Pope Francis Decries Converging Crises of ‘Hunger, Climate, Nuclear Weapons’

Pope Francis arrives for the second morning session of the Synod of bishops on the Family at the Vatican on October 6, 2015. AFP PHOTO / ANDREAS SOLARO (Photo credit should read ANDREAS SOLARO/AFP/Getty Images)
ANDREAS SOLARO/AFP/Getty

ROME — Pope Francis warned Saturday of “the worsening of multiple converging political and environmental crises,” singling out “hunger, climate, nuclear weapons.”

In his address to a delegation from the Paris-based Fondation Leaders pour la Paix, the pope praised the group’s “honorable, peace-loving leaders from various parts of the world” while highlighting the “particularly critical historical moment” in which we live.

“Unfortunately, the pandemic has not yet been overcome and its economic and social consequences, especially for the lives of the poorest, are heavy,” the pontiff lamented, noting how the Wuhan coronavirus has “sown much desolation and increased tensions.”

“The challenge is to help rulers and citizens to address critical issues as opportunities,” Francis told the delegation while holding up climate change as a prime example of a world crisis.

Certain situations of “environmental crisis,” he said, “unfortunately aggravated by the pandemic, can and should provoke a more decisive assumption of responsibility, first of all by the highest leaders, and afterward, flowing down to intermediate levels and the entire citizenry.”

The pope went on to note that in the case of effective reactions to climate change, “we see how it is not infrequent that solicitations and proposals come ‘from below,’” reiterating his belief that young people are the most important catalyst in the fight against global warming.
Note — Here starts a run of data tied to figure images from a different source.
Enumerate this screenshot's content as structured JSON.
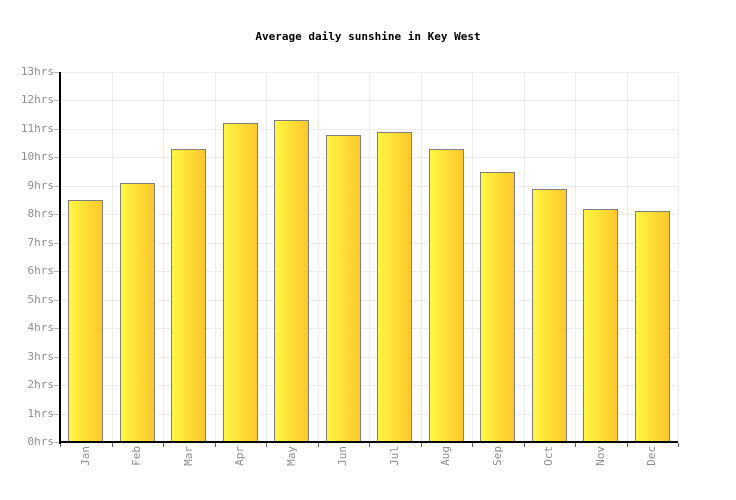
{
  "title": "Average daily sunshine in Key West",
  "chart_data": {
    "type": "bar",
    "title": "Average daily sunshine in Key West",
    "categories": [
      "Jan",
      "Feb",
      "Mar",
      "Apr",
      "May",
      "Jun",
      "Jul",
      "Aug",
      "Sep",
      "Oct",
      "Nov",
      "Dec"
    ],
    "values": [
      8.5,
      9.1,
      10.3,
      11.2,
      11.3,
      10.8,
      10.9,
      10.3,
      9.5,
      8.9,
      8.2,
      8.1
    ],
    "unit": "hrs",
    "xlabel": "",
    "ylabel": "",
    "ylim": [
      0,
      13
    ],
    "ytick_step": 1,
    "ytick_labels": [
      "0hrs",
      "1hrs",
      "2hrs",
      "3hrs",
      "4hrs",
      "5hrs",
      "6hrs",
      "7hrs",
      "8hrs",
      "9hrs",
      "10hrs",
      "11hrs",
      "12hrs",
      "13hrs"
    ],
    "grid": true,
    "legend": false,
    "colors": {
      "bar_gradient_left": "#FFF642",
      "bar_gradient_right": "#FDC72B",
      "bar_border": "#7E7E7E",
      "gridline": "#EDEDED",
      "axis": "#000000",
      "tick_label": "#8F8F8F",
      "y_tick_mark": "#BBBBBB",
      "x_tick_mark": "#666666",
      "background": "#FFFFFF"
    }
  }
}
In an address in 2018, the pope similarly underscored what he considers two main threats to humanity, namely the “immense crisis” of global warming and the possibility of nuclear war.

On that occasion, the pope urged his listeners to do all they can to tackle the most pressing threats facing the planet, noting that in the first place, there is “the immense and ongoing crisis of climate change and the nuclear menace.”

Last year, Francis insisted it is “evident” that climate change is to blame for a number of humanity’s most serious social ills.

“It is evident that climate change not only upsets the balance of nature, but causes poverty and hunger, affects the most vulnerable, and sometimes forces them to leave their land,” the pope said:

 

One of some of 30,000 people demonstrates on December 12, 2009 in the center of Copenhagen to turn up the heat on world leaders debating global warming at the UN climate conference. Some 300 youths shrouded in black threw bricks and smashed windows during the demonstration, prompting swift arrests as some 50 policemen in riot gear intervened. AFP PHOTO / ATTILA KISBENEDEK (Photo credit should read ATTILA KISBENEDEK/AFP/Getty Images)

One of some of 30,000 people demonstrates on December 12, 2009 in the center of Copenhagen to turn up the heat on world leaders debating global warming at the UN climate conference. Some 300 youths shrouded in black threw bricks and smashed windows during the demonstration, prompting swift arrests as some 50 policemen in riot gear intervened AFP PHOTO / ATTILA KISBENEDEK (Photo credit should read ATTILA KISBENEDEK/AFP/Getty Images).

In Saturday’s address, the pope went on to reiterate his belief in the need for greater multilateral dialogue to counteract the crises of the day.

The pandemic, he continued, “with its long aftermath of isolation and social ‘hyper-tension,’ has inevitably also undermined political action and politics itself.”

Even the breakdown of politics can be a blessing in disguise, he reflected, because it allows for the promotion of a better politics capable of enabling “development of a global community of fraternity based on the practice of social friendship.”

At the level of institutions, “it is urgent to encourage multilateral dialogue and collaboration because multilateral agreements guarantee the care of a truly universal common good and the protection of the weakest states better than bilateral ones,” he proposed.